There is a consumer stereotype that goldfish can be kept in small bowls. Unfortunately, the risk of stunting, deoxygenation, ammonia/nitrite poisoning caused by such a small environment means that this is hardly a suitable home for a gold, let alone any fish. It is truly funny and sad when somebody says that their fish 'lived for 4 years in a bowl and grew to a whopping 3 inches!' (7.5 cm) Most goldfish don't make it past a week in these unsuitable environments. Even among otherwise excellent aquarists, there is still an opinion that it is acceptable to keep these fish in small (under 50 gallons) tanks. Perhaps these people have never seen a full-sized goldfish, and this is not surprising, considering the fate that most golds suffer.


There exists a great deal of conflicting information on the best way to care for a goldfish, or rather, on the best feasible ways to care for one. The best solution is to build an indoor pond, as this would provide the benefits of an outdoor pond without the risk presented by raccoons, kingfishers, children, and weather. As for indoor care, there are a few general tips that should be noted.

  • A quality mechanical filtration system rated for at least twice the volume of your tank is optimal for most tanks. Goldfish produce copious amounts of waste, and this factor must be constantly dealt with to prevent ammonia spikes.
  • Undergravel filtration is usually not recommended for most goldfish tanks. These systems require up to six months to establish, and goldfish produce far too much waste. The filter plate will clog with detrious and become useless within a matter of weeks. Not only that, but these systems are only effective in tanks under 40 gallons, while most goldfish pairs or trios require 55 gallon tanks by the time they are fully grown.
  • Floating pellets (particularly floating pond pellets) are one of the best staple foods for fish. Uneaten food can be removed easily, and the fish have no trouble finding the food before it dissolves.
  • A twenty gallon long tank is usually a good choice for starting fishkeepers. While most will eventually have to upgrade to fifty gallon tanks, it is best for a beginner to have a tank that doesn't create additional problems. Larger tanks require more planning, more initial investment, and more mechanical inclination in setting it against the right walls and floor joists of the home. It is also nice in the long run to have the twenty gallon tank to use in case of emergency (such as a bigger tank breaking) or as a hospital/quarantine tank.
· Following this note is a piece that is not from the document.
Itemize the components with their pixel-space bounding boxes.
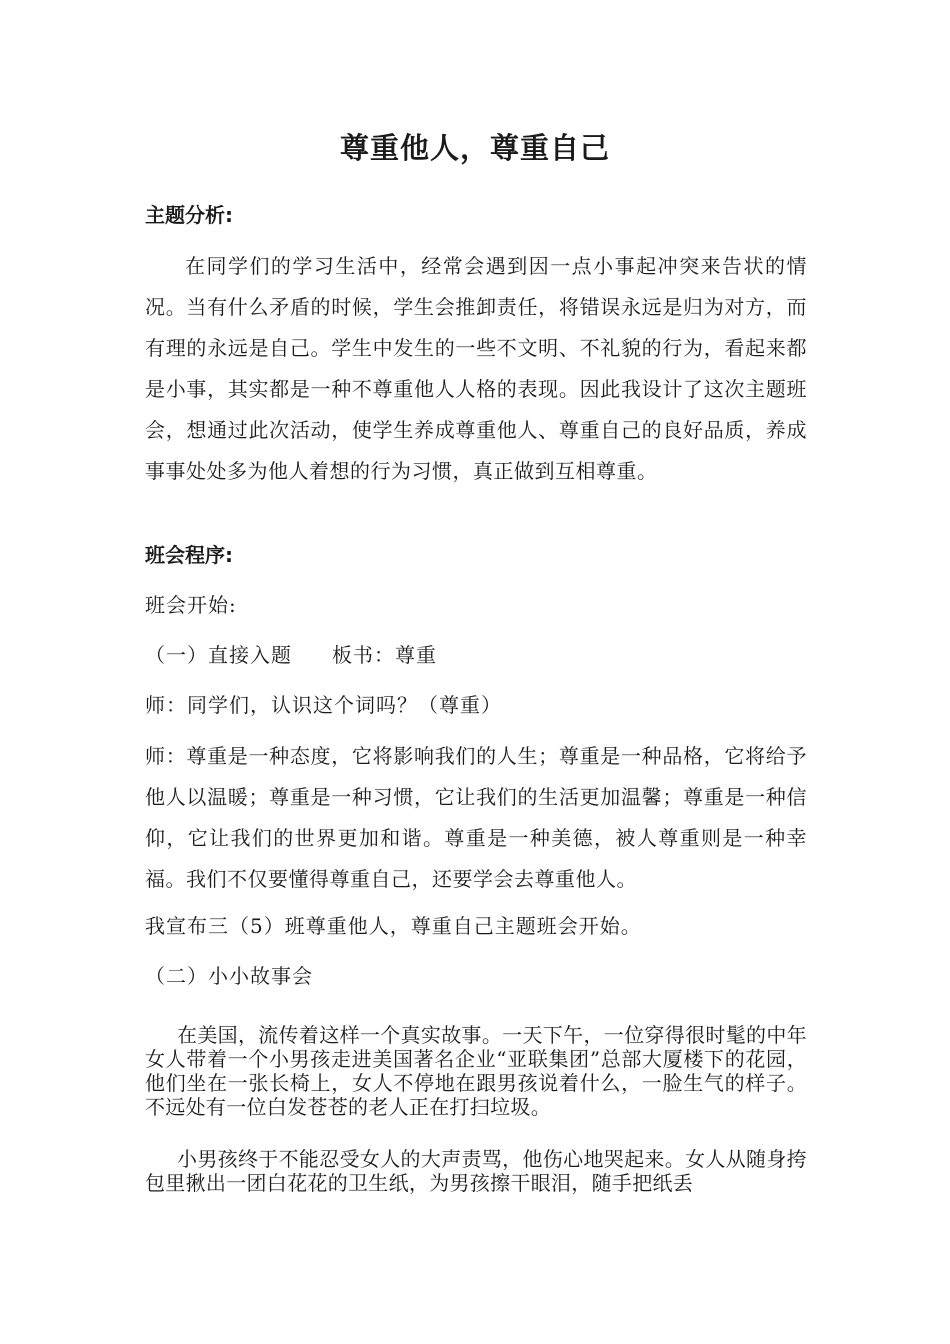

  • An excellent idea when moving from a smaller (10-20 gallon) to a medium (37-55 gallon) tank is to use your old filter, and add an additional identical unit on the opposite end of the tank. It is nice to plan your filter so that when you move to a larger tank the filter can handle it as well. Two medium size mechanical filters working in conjunction will do wonders for your water quality, as well as ensure that if a filter were to break, there is at least some filtration until a replacement can be obtained.
  • Air pumps are becoming outdated for most standard filtration setups. Air-driven mechanical filters are simply not powerful enough to deal with larger tanks, and should be reserved for fry tanks. The noise of most air pumps is also annoying. Most decorations driven by these air pumps do little to improve the oxygenation of the water. Another simple argument against the air pump is that it does not deal with the problem of tank overcrowding - if fish are gasping for air (lack of dissolved oxygen) it is almost always better to remove fish from the tank rather than resort to gimmicks to try and increase the air. You never want your fishes lives to depend on an electrical device being able to run constantly, as in the event of a failure their lives would be endangered.
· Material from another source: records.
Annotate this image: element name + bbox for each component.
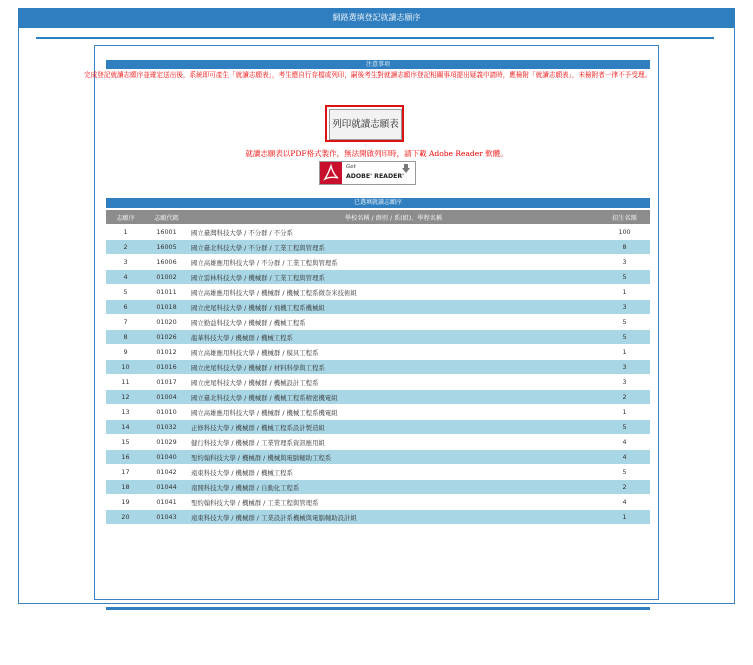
cell-order: 2 [106,240,145,255]
cell-school: 國立高雄應用科技大學 / 機械群 / 機械工程系機電組 [188,405,599,420]
cell-quota: 5 [599,465,650,480]
cell-school: 遠東科技大學 / 機械群 / 機械工程系 [188,465,599,480]
cell-order: 19 [106,495,145,510]
cell-code: 16006 [145,255,188,270]
table-row [106,285,650,300]
cell-order: 13 [106,405,145,420]
outer-divider [36,37,714,39]
table-row [106,405,650,420]
table-row [106,465,650,480]
cell-school: 國立臺北科技大學 / 機械群 / 機械工程系精密機電組 [188,390,599,405]
cell-school: 國立臺北科技大學 / 不分群 / 工業工程與管理系 [188,240,599,255]
table-row [106,435,650,450]
table-row [106,345,650,360]
notice-heading: 注意事項 [106,60,650,69]
cell-order: 4 [106,270,145,285]
cell-code: 01011 [145,285,188,300]
cell-quota: 3 [599,255,650,270]
table-row [106,510,650,525]
table-row [106,240,650,255]
cell-code: 01041 [145,495,188,510]
print-preference-form-button[interactable] [325,105,404,142]
cell-quota: 5 [599,270,650,285]
table-row [106,375,650,390]
cell-order: 16 [106,450,145,465]
cell-code: 01029 [145,435,188,450]
cell-code: 16005 [145,240,188,255]
cell-code: 01016 [145,360,188,375]
cell-quota: 1 [599,405,650,420]
cell-order: 9 [106,345,145,360]
cell-quota: 1 [599,510,650,525]
table-header-row [106,210,650,225]
table-bottom-rule [106,607,650,610]
cell-quota: 2 [599,480,650,495]
cell-quota: 4 [599,450,650,465]
selected-list-heading: 已選填就讀志願序 [106,198,650,208]
cell-code: 01020 [145,315,188,330]
cell-code: 01018 [145,300,188,315]
cell-school: 聖約翰科技大學 / 機械群 / 機械與電腦輔助工程系 [188,450,599,465]
cell-quota: 1 [599,285,650,300]
page-title-bar [18,8,735,28]
cell-order: 15 [106,435,145,450]
table-row [106,480,650,495]
cell-school: 國立高雄應用科技大學 / 不分群 / 工業工程與管理系 [188,255,599,270]
cell-school: 國立臺灣科技大學 / 不分群 / 不分系 [188,225,599,240]
column-header-quota: 招生名額 [599,210,650,225]
table-row [106,270,650,285]
cell-code: 01032 [145,420,188,435]
table-row [106,300,650,315]
cell-order: 7 [106,315,145,330]
cell-quota: 5 [599,330,650,345]
cell-order: 14 [106,420,145,435]
cell-code: 01042 [145,465,188,480]
cell-code: 01044 [145,480,188,495]
cell-order: 3 [106,255,145,270]
cell-quota: 100 [599,225,650,240]
cell-code: 01040 [145,450,188,465]
cell-order: 11 [106,375,145,390]
column-header-school: 學校名稱 / 群別 / 系(組)、學程名稱 [188,210,599,225]
cell-order: 8 [106,330,145,345]
cell-order: 5 [106,285,145,300]
cell-order: 6 [106,300,145,315]
cell-quota: 1 [599,345,650,360]
print-button-label: 列印就讀志願表 [329,109,402,140]
cell-order: 20 [106,510,145,525]
table-row [106,420,650,435]
page-title: 網路選填登記就讀志願序 [332,13,421,22]
cell-code: 16001 [145,225,188,240]
adobe-reader-text: ADOBE' READER' [346,173,404,180]
cell-code: 01017 [145,375,188,390]
cell-school: 健行科技大學 / 機械群 / 工業管理系資訊應用組 [188,435,599,450]
cell-school: 國立虎尾科技大學 / 機械群 / 材料科學與工程系 [188,360,599,375]
cell-code: 01004 [145,390,188,405]
cell-order: 17 [106,465,145,480]
pdf-note: 就讀志願表以PDF格式製作，無法開啟列印時，請下載 Adobe Reader 軟體。 [245,149,508,158]
column-header-order: 志願序 [106,210,145,225]
preference-table [106,210,650,524]
cell-quota: 4 [599,435,650,450]
cell-school: 國立虎尾科技大學 / 機械群 / 機械設計工程系 [188,375,599,390]
table-row [106,390,650,405]
cell-quota: 3 [599,360,650,375]
cell-school: 遠東科技大學 / 機械群 / 工業設計系機械與電腦輔助設計組 [188,510,599,525]
cell-code: 01012 [145,345,188,360]
cell-quota: 3 [599,300,650,315]
cell-code: 01010 [145,405,188,420]
cell-order: 10 [106,360,145,375]
cell-school: 龍華科技大學 / 機械群 / 機械工程系 [188,330,599,345]
table-row [106,450,650,465]
notice-text: 完成登記就讀志願序並確定送出後，系統即可產生「就讀志願表」，考生應自行存檔或列印，嗣後考生對就讀志願序登記相關事項提出疑義申請時，應檢附「就讀志願表」，未檢附者一律不予受理。 [84,71,652,79]
cell-school: 聖約翰科技大學 / 機械群 / 工業工程與管理系 [188,495,599,510]
table-row [106,255,650,270]
cell-order: 1 [106,225,145,240]
cell-code: 01002 [145,270,188,285]
table-row [106,225,650,240]
download-arrow-icon [402,164,410,173]
cell-school: 正修科技大學 / 機械群 / 機械工程系設計製造組 [188,420,599,435]
adobe-logo-icon [320,162,342,184]
adobe-get-text: Get [346,164,356,170]
table-row [106,330,650,345]
cell-school: 南開科技大學 / 機械群 / 自動化工程系 [188,480,599,495]
cell-school: 國立雲林科技大學 / 機械群 / 工業工程與管理系 [188,270,599,285]
get-adobe-reader-button[interactable] [319,161,416,185]
cell-school: 國立虎尾科技大學 / 機械群 / 飛機工程系機械組 [188,300,599,315]
table-row [106,315,650,330]
cell-code: 01043 [145,510,188,525]
column-header-code: 志願代碼 [145,210,188,225]
cell-school: 國立勤益科技大學 / 機械群 / 機械工程系 [188,315,599,330]
cell-order: 12 [106,390,145,405]
content-panel [84,45,659,600]
cell-code: 01026 [145,330,188,345]
cell-quota: 4 [599,495,650,510]
cell-quota: 3 [599,375,650,390]
cell-quota: 5 [599,315,650,330]
cell-school: 國立高雄應用科技大學 / 機械群 / 機械工程系微奈米技術組 [188,285,599,300]
table-row [106,360,650,375]
table-row [106,495,650,510]
cell-school: 國立高雄應用科技大學 / 機械群 / 模具工程系 [188,345,599,360]
cell-quota: 2 [599,390,650,405]
cell-order: 18 [106,480,145,495]
cell-quota: 5 [599,420,650,435]
cell-quota: 8 [599,240,650,255]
  • Lastly, keep the tank cold. Goldfish cannot be mixed with tropical fish, and indeed it is not even a good idea to mix them with other fish. Most catfish (i.e. plecos) that can be kept in coldwater get too big to keep in the tank, and they are a danger to the goldfish. Numerous accounts can be found of cases where a goldfish was injured, and a catfish will take a liking to sucking on the wounds. There are also a few stories of celestial goldfishes eyeballs being sucked out by a wandering algae eater. The bottom line, don't mix.